Les motifs permettant une délégation de vote sont strictement encadrés par l'ordonnance organique du 7 novembre 1958. Ils sont au nombre de six :

- maladie, accident ou événement familial grave empêchant le parlementaire de se déplacer ;

- mission temporaire confiée par le Gouvernement ;

- service militaire accompli en temps de paix ou en temps de guerre ;

- participation aux travaux des assemblées internationales en vertu d'une désignation faite par l'Assemblée nationale ou le Sénat ;

- en cas de session extraordinaire, absence de la métropole ;

- cas de force majeure approuvés par décision des bureaux des assemblées.

Aux termes de l'article 2 de l'ordonnance organique, la délégation répond à des exigences formelles et procédurales précises (ainsi pour être valable, la délégation doit être notifiée au président de l'assemblée à laquelle appartient le parlementaire avant l'ouverture du scrutin ou du premier des scrutins auxquels l'intéressé ne peut prendre part).

La délégation ne constitue donc pas une « facilité » donnée au parlementaire mais un droit qui, dans des hypothèses limitativement énumérées par l'ordonnance organique, lui permet d'assumer son mandat.

Par ailleurs, en l'absence d'un fondement constitutionnel, cette interdiction de délégation serait-elle justifiée au Parlement alors que pour toutes les élections locales et nationales qui ont lieu au scrutin secret les procurations sont généralisées ? L'argument selon lequel pour les nominations le vote serait plus personnel ou la suspicion qui semble peser sur le délégataire dès que le vote est secret résiste mal à cette comparaison avec les droits de l'électeur.

Aussi, à ce stade, votre commission a-t-elle supprimé l'article 3 du projet de loi organique.

* 4 JO, compte rendu des débats, première séance du mardi 2 février 2010.
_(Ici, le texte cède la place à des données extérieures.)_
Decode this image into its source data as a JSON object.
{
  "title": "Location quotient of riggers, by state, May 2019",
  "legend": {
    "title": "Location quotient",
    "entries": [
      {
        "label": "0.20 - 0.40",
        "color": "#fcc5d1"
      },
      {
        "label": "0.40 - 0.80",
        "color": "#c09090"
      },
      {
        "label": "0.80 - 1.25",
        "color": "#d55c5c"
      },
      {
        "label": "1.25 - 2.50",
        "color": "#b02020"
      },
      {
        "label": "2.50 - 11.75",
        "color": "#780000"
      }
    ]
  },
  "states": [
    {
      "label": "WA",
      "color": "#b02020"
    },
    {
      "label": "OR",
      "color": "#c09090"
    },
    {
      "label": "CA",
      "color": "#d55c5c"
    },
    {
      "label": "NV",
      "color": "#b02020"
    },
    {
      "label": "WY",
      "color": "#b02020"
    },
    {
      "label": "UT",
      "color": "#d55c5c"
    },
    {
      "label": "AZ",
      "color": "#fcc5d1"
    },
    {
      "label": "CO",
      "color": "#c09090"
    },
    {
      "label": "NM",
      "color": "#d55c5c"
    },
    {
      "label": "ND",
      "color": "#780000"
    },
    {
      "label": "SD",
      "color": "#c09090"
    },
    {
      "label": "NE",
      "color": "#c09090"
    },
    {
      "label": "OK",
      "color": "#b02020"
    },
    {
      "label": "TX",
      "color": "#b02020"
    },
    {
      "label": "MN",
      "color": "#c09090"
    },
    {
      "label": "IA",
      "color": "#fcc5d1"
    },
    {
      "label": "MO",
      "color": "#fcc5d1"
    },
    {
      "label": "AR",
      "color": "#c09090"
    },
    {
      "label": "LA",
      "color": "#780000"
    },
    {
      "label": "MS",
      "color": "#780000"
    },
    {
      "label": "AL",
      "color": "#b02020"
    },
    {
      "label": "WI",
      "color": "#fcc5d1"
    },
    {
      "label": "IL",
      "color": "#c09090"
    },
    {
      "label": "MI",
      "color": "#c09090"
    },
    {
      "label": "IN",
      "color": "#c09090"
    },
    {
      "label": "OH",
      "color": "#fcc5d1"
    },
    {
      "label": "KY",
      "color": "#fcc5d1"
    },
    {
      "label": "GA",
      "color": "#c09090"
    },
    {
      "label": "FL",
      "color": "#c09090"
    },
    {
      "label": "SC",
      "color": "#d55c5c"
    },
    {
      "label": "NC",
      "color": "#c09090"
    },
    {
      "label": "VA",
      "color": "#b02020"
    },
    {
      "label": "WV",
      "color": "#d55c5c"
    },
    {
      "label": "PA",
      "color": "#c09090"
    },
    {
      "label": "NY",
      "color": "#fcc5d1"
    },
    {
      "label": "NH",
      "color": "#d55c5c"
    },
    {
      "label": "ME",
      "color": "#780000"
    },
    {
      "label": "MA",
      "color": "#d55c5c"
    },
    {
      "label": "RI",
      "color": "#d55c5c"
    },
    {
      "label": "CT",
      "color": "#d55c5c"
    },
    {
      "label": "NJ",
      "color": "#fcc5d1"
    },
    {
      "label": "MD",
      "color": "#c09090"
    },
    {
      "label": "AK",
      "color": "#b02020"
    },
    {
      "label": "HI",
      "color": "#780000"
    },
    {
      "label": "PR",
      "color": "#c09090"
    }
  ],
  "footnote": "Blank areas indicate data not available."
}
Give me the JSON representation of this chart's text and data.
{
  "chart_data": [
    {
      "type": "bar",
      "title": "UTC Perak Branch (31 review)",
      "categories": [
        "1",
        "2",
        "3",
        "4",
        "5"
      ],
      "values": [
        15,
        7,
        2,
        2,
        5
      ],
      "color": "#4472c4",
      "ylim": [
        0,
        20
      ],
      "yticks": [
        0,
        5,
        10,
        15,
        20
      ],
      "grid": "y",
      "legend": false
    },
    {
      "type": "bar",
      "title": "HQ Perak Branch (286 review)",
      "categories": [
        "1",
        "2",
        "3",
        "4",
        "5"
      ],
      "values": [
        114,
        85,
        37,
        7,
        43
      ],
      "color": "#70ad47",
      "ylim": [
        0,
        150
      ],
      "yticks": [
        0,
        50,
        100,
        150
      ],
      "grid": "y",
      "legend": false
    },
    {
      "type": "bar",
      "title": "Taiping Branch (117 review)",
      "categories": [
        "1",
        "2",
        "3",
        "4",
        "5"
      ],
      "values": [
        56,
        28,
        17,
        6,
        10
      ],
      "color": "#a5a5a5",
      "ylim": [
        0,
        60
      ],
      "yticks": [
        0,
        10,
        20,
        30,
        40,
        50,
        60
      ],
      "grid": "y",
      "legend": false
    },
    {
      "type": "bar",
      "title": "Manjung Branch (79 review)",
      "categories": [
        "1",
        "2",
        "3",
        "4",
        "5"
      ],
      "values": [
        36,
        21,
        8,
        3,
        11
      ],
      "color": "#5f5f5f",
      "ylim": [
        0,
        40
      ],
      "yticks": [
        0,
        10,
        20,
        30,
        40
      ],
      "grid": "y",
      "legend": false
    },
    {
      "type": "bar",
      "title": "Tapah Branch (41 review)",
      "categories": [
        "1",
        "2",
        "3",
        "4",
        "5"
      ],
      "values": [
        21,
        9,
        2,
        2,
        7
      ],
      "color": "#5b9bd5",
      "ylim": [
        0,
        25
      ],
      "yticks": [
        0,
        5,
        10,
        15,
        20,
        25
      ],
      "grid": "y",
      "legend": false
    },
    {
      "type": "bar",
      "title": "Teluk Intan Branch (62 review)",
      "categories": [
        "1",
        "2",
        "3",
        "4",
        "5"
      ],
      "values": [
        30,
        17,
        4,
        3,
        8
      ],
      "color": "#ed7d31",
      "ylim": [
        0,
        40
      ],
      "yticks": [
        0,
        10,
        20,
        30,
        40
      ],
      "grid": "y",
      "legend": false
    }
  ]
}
* 5 Le projet de loi organique initial ne comportait d'ailleurs aucune indication sur les modalités de vote de chaque assemblée. Ainsi que l'avait indiqué M. Henri de Raincourt, ministre délégué chargé des relations avec le Parlement, devant la commission des lois de l'Assemblée nationale lors de l'examen en première lecture, « le président Warsmann ayant indiqué lors des débats constituant que « le seul rôle de la loi organique, c'est de déterminer la liste des emplois ou fonctions. Toute la procédure est dans la Constitution », le Gouvernement s'en est tenu à cette position (...). [Il] n'a donc pas souhaité introduire d'autres dispositions relatives à la procédure mise en oeuvre dans chaque assemblée, qui devraient trouver leur place naturelle dans leur Règlement respectif. ».

* 6 Cette disposition n'a pas été soumise au Conseil constitutionnel. Néanmoins, à l'occasion d'une résolution tendant à modifier le Règlement du Sénat, le Conseil constitutionnel dans une décision du 17 mai 1973, avait estimé qu'il n'était pas possible d'apporter des restrictions aux possibilités reconnues par l'ordonnance organique aux parlementaires de déléguer leur droit de vote.

* 7 Dans sa décision n°86-225 DC du 23 janvier 1987, le Conseil constitutionnel a d'ailleurs donné une interprétation souple du deuxième alinéa de l'article 27 de la Constitution selon lequel le droit de vote des membres du Parlement est personnel en considérant qu'une procédure d'adoption d'un texte ne pourrait être entachée de nullité que s'il est établi « d'une part, qu'un ou des députés ont été portés comme ayant émis un vote contraire à leur opinion et, d'autre part, que sans la prise en compte de ce ou de ces votes, la majorité requise n'aurait pu être atteinte ».